Figure 4. Transfection of primary rat hippocampal neurons using plasmid DNA purified with NucleoBond Xtra EF. A 9-kb high-copy plasmid expressing neuroligin fused to a GFP reporter was transfected into primary rat hippocampal neurons after purification with NucleoBond Xtra EF. Plasmid purification from E. coli XL1-Blue was performed according to the manufacturer's instructions. Primary rat hippocampal neurons were cultured in vitro for six days and transfected with 1 µg of plasmid DNA per well using calcium phosphate. The neurons were visualized by fluorescence microscopy 48 hr post-transfection. Data kindly provided by Dr. Nina Wittenmayer, Ruprecht-Karls-University Heidelberg, Institute for Anatomy and Cell Biology, Dept. of Medical Cell Biology, Heidelberg, Germany.

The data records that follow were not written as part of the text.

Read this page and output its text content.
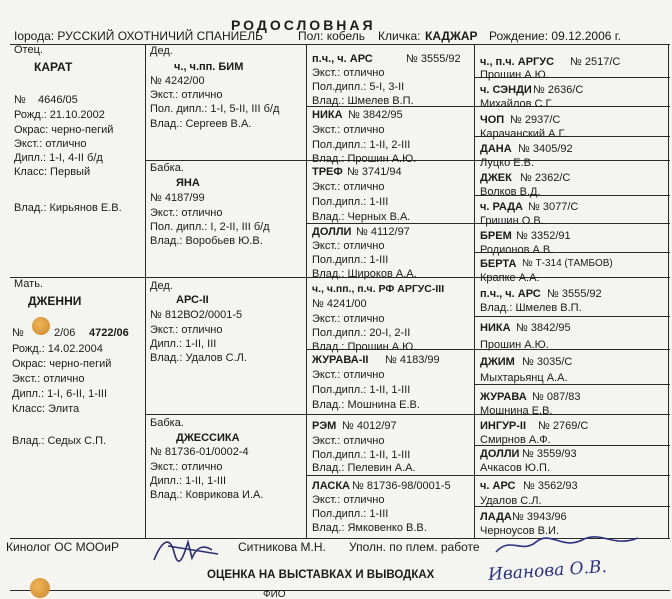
РОДОСЛОВНАЯ
Іорода: РУССКИЙ ОХОТНИЧИЙ СПАНИЕЛЬ	Пол: кобель Кличка: КАДЖАР Рождение: 09.12.2006 г.
Отец.
КАРАТ
№ 4646/05
Рожд.: 21.10.2002
Окрас: черно-пегий
Экст.: отлично
Дипл.: 1-I, 4-II б/д
Класс: Первый
Влад.: Кирьянов Е.В.
Мать.
ДЖЕННИ
№	2/06 4722/06
Рожд.: 14.02.2004
Окрас: черно-пегий
Экст.: отлично
Дипл.: 1-I, 6-II, 1-III
Класс: Элита
Влад.: Седых С.П.
Дед.
ч., ч.пп. БИМ
№ 4242/00
Экст.: отлично
Пол. дипл.: 1-I, 5-II, III б/д
Влад.: Сергеев В.А.
Бабка.
ЯНА
№ 4187/99
Экст.: отлично
Пол. дипл.: I, 2-II, III б/д
Влад.: Воробьев Ю.В.
Дед.
АРС-II
№ 812ВО2/0001-5
Экст.: отлично
Дипл.: 1-II, III
Влад.: Удалов С.Л.
Бабка.
ДЖЕССИКА
№ 81736-01/0002-4
Экст.: отлично
Дипл.: 1-II, 1-III
Влад.: Коврикова И.А.
п.ч., ч. АРС	№ 3555/92
Экст.: отлично
Пол.дипл.: 5-I, 3-II
Влад.: Шмелев В.П.
НИКА № 3842/95
Экст.: отлично
Пол.дипл.: 1-II, 2-III
Влад.: Прошин А.Ю.
ТРЕФ № 3741/94
Экст.: отлично
Пол.дипл.: 1-III
Влад.: Черных В.А.
ДОЛЛИ № 4112/97
Экст.: отлично
Пол.дипл.: 1-III
Влад.: Широков А.А.
ч., ч.пп., п.ч. РФ АРГУС-III
№ 4241/00
Экст.: отлично
Пол.дипл.: 20-I, 2-II
Влад.: Прошин А.Ю.
ЖУРАВА-II № 4183/99
Экст.: отлично
Пол.дипл.: 1-II, 1-III
Влад.: Мошнина Е.В.
РЭМ № 4012/97
Экст.: отлично
Пол.дипл.: 1-II, 1-III
Влад.: Пелевин А.А.
ЛАСКА № 81736-98/0001-5
Экст.: отлично
Пол.дипл.: 1-III
Влад.: Ямковенко В.В.
ч., п.ч. АРГУС № 2517/С
Прошин А.Ю.
ч. СЭНДИ № 2636/С
Михайлов С.Г.
ЧОП № 2937/С
Карачанский А.Г.
ДАНА № 3405/92
Луцко Е.В.
ДЖЕК № 2362/С
Волков В.Д.
ч. РАДА № 3077/С
Гришин О.В.
БРЕМ № 3352/91
Родионов А.В.
БЕРТА № Т-314 (ТАМБОВ)
Крапке А.А.
п.ч., ч. АРС № 3555/92
Влад.: Шмелев В.П.
НИКА № 3842/95
Прошин А.Ю.
ДЖИМ № 3035/С
Мыхтарьянц А.А.
ЖУРАВА № 087/83
Мошнина Е.В.
ИНГУР-II № 2769/С
Смирнов А.Ф.
ДОЛЛИ № 3559/93
Ачкасов Ю.П.
ч. АРС № 3562/93
Удалов С.Л.
ЛАДА № 3943/96
Черноусов В.И.
Кинолог ОС МООиР	Ситникова М.Н. Уполн. по плем. работе
Иванова О.В.
ОЦЕНКА НА ВЫСТАВКАХ И ВЫВОДКАХ
ФИО
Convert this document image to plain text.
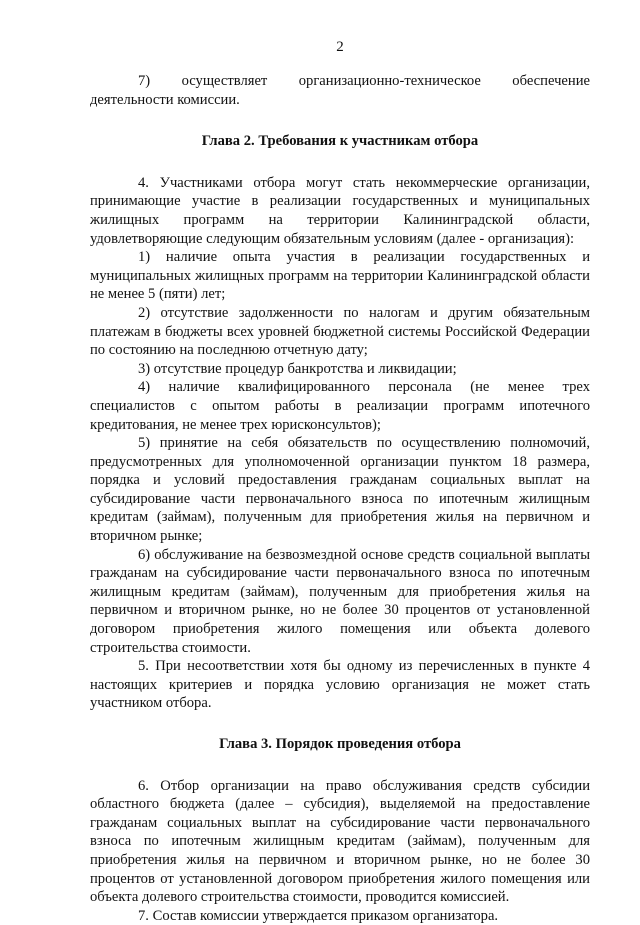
2

7) осуществляет организационно-техническое обеспечение деятельности комиссии.

Глава 2. Требования к участникам отбора

4. Участниками отбора могут стать некоммерческие организации, принимающие участие в реализации государственных и муниципальных жилищных программ на территории Калининградской области, удовлетворяющие следующим обязательным условиям (далее - организация):

1) наличие опыта участия в реализации государственных и муниципальных жилищных программ на территории Калининградской области не менее 5 (пяти) лет;

2) отсутствие задолженности по налогам и другим обязательным платежам в бюджеты всех уровней бюджетной системы Российской Федерации по состоянию на последнюю отчетную дату;

3) отсутствие процедур банкротства и ликвидации;

4) наличие квалифицированного персонала (не менее трех специалистов с опытом работы в реализации программ ипотечного кредитования, не менее трех юрисконсультов);

5) принятие на себя обязательств по осуществлению полномочий, предусмотренных для уполномоченной организации пунктом 18 размера, порядка и условий предоставления гражданам социальных выплат на субсидирование части первоначального взноса по ипотечным жилищным кредитам (займам), полученным для приобретения жилья на первичном и вторичном рынке;

6) обслуживание на безвозмездной основе средств социальной выплаты гражданам на субсидирование части первоначального взноса по ипотечным жилищным кредитам (займам), полученным для приобретения жилья на первичном и вторичном рынке, но не более 30 процентов от установленной договором приобретения жилого помещения или объекта долевого строительства стоимости.

5. При несоответствии хотя бы одному из перечисленных в пункте 4 настоящих критериев и порядка условию организация не может стать участником отбора.

Глава 3. Порядок проведения отбора

6. Отбор организации на право обслуживания средств субсидии областного бюджета (далее – субсидия), выделяемой на предоставление гражданам социальных выплат на субсидирование части первоначального взноса по ипотечным жилищным кредитам (займам), полученным для приобретения жилья на первичном и вторичном рынке, но не более 30 процентов от установленной договором приобретения жилого помещения или объекта долевого строительства стоимости, проводится комиссией.

7. Состав комиссии утверждается приказом организатора.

Endotoxin-free DNA for transfection of primary rat hippocampal neurons
A 4.5-kb high-copy plasmid purified using NucleoBond Xtra Maxi Plus EF was shown to transfect primary rat hippocampal neurons using fluorescence microscopy, as seen in both panels of Figure 5.

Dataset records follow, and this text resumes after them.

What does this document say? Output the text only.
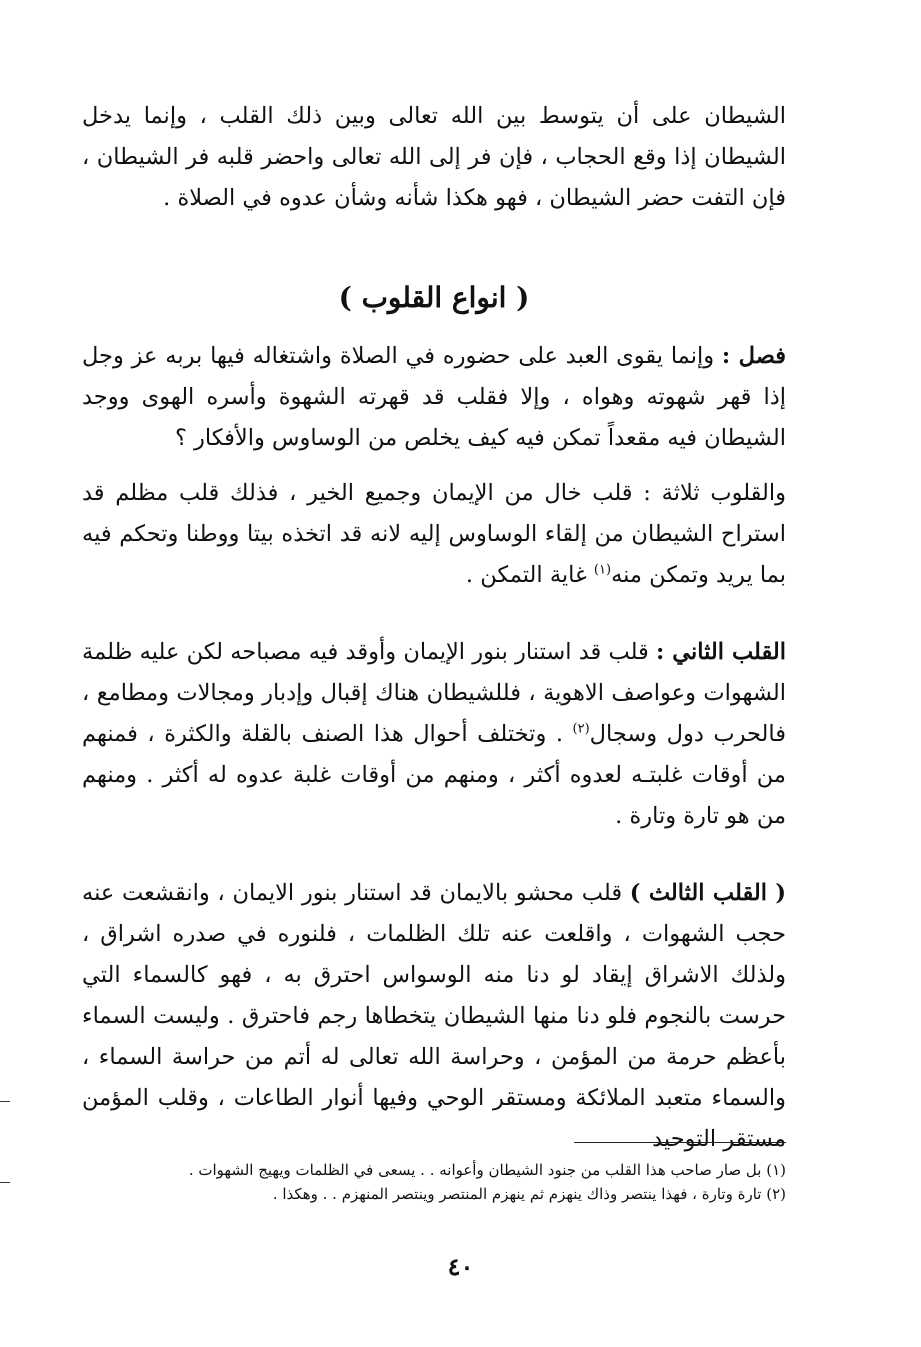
الشيطان على أن يتوسط بين الله تعالى وبين ذلك القلب ، وإنما يدخل الشيطان إذا وقع الحجاب ، فإن فر إلى الله تعالى واحضر قلبه فر الشيطان ، فإن التفت حضر الشيطان ، فهو هكذا شأنه وشأن عدوه في الصلاة .

( انواع القلوب )

فصل : وإنما يقوى العبد على حضوره في الصلاة واشتغاله فيها بربه عز وجل إذا قهر شهوته وهواه ، وإلا فقلب قد قهرته الشهوة وأسره الهوى ووجد الشيطان فيه مقعداً تمكن فيه كيف يخلص من الوساوس والأفكار ؟

والقلوب ثلاثة : قلب خال من الإيمان وجميع الخير ، فذلك قلب مظلم قد استراح الشيطان من إلقاء الوساوس إليه لانه قد اتخذه بيتا ووطنا وتحكم فيه بما يريد وتمكن منه$^{(١)}$ غاية التمكن .

القلب الثاني : قلب قد استنار بنور الإيمان وأوقد فيه مصباحه لكن عليه ظلمة الشهوات وعواصف الاهوية ، فللشيطان هناك إقبال وإدبار ومجالات ومطامع ، فالحرب دول وسجال$^{(٢)}$ . وتختلف أحوال هذا الصنف بالقلة والكثرة ، فمنهم من أوقات غلبتـه لعدوه أكثر ، ومنهم من أوقات غلبة عدوه له أكثر . ومنهم من هو تارة وتارة .

( القلب الثالث ) قلب محشو بالايمان قد استنار بنور الايمان ، وانقشعت عنه حجب الشهوات ، واقلعت عنه تلك الظلمات ، فلنوره في صدره اشراق ، ولذلك الاشراق إيقاد لو دنا منه الوسواس احترق به ، فهو كالسماء التي حرست بالنجوم فلو دنا منها الشيطان يتخطاها رجم فاحترق . وليست السماء بأعظم حرمة من المؤمن ، وحراسة الله تعالى له أتم من حراسة السماء ، والسماء متعبد الملائكة ومستقر الوحي وفيها أنوار الطاعات ، وقلب المؤمن مستقر التوحيد

(١) بل صار صاحب هذا القلب من جنود الشيطان وأعوانه . . يسعى في الظلمات ويهيج الشهوات .
(٢) تارة وتارة ، فهذا ينتصر وذاك ينهزم ثم ينهزم المنتصر وينتصر المنهزم . . وهكذا .
٤٠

Figure 5. Endotoxin-free DNA for transfection of primary rat hippocampal neurons. A 4.5-kb high-copy plasmid was transfected into primary rat hippocampal neurons after purification from E. coli DH5α with NucleoBond Xtra Maxi Plus EF. Primary rat hippocampal neurons were cultured in vitro for 14 days and transfected with 1 µg of plasmid DNA per well using NeuroMag transfection reagent (OZ Biosciences). The neurons were visualized by fluorescence microscopy 48 hr post-transfection. Data kindly provided by OZ Biosciences, Marseille, France.
Protocol
No extra incubation is needed for endotoxin removal
The NucleoBond Xtra EF procedure, which is very similar to the NucleoBond Xtra procedure, requires no extra incubation step for endotoxin removal (Figure 6).
Figure 6. Comparison of the NucleoBond Xtra and NucleoBond Xtra EF procedures.